O Carnaval nasceu dos movimentos populares, muitas vezes os barracões tinham sambistas que era do “axé” ou do “santo” como dizem. Além disso, o samba nasce dos terreiros, a cultura afro-brasileira é viva e se adapta. O mundo em que vivemos é representado em nossas festas culturais, sejam elas o Carnaval, o Boi-Bumbá, Parintins, Quermesses, Festas de São Gonçalo e muito mais!
Essas alegações que usam para “censurar” a liberdade fazem coro com a supressão cristã das coisas! Não existe PECADO meu povo, o que existe é consciência. Não faça ao próximo o que não gostaria que fizessem a ti! Coerência!
Não há desrespeito e profanação! Eu adoro andar com camisetas que são provocativas com frases do tipo “baixando o santo”, “Exu Trainee”, “Umbral Staff”, pois eu trago pra minha vida real aquilo em que acredito como meio cultural, religioso e filosofia de vida!
Devemos parar de tentar ser santos para entender que o equilíbrio é fundamental!
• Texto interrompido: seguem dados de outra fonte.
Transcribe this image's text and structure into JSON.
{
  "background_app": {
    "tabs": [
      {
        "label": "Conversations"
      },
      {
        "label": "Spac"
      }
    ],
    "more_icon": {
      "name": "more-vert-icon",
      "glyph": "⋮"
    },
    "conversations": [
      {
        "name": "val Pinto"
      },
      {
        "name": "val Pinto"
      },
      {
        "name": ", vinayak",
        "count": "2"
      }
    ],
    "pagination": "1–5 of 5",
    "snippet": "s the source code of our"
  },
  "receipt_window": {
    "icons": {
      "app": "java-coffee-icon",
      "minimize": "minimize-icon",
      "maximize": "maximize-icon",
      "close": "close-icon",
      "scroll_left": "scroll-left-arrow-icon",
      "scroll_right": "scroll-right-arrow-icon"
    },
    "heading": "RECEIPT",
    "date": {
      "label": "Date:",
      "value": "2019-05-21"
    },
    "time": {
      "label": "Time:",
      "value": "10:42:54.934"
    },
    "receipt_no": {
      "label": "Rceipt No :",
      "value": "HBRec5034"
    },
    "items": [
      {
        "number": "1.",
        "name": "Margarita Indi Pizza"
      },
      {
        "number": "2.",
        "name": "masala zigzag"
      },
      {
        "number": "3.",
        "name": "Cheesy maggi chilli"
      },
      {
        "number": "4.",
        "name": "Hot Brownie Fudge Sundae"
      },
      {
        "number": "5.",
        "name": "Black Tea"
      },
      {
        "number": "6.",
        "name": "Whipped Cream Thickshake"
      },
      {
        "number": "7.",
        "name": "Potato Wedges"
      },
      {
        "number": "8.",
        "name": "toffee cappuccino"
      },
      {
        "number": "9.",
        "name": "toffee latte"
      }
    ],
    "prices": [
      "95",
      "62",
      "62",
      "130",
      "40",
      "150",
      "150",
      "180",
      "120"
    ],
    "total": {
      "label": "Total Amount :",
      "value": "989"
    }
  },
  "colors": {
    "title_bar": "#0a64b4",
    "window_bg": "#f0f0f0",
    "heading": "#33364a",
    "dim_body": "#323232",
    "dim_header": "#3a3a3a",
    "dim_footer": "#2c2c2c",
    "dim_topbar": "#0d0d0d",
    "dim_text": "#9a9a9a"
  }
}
Vejam o que querem transformar Exu! Um ser catequizado e controlado, quase um escravo submisso a vontade do seu “médium”. Ele não pode mais ser rebelde, ele agora tem que ser catedrático!
Exu é Exu!
E com toda sua expressão é a irreverência total, o grande rebelde e revolucionário, o movimentador das forças e da vida! Não há ordem sem antes haver entropia! Exu acaba com a estaticidade das coisas. Menos santos e mais humanos, é isso que devemos ser.
PS: Antes de criticar a D. Cacilda dizendo que ela era mistificadora, analise sua história e veja se você no seu terreiro fez mais do que ela em um dia servindo como cavalo do Seu 7 Rei da Lira!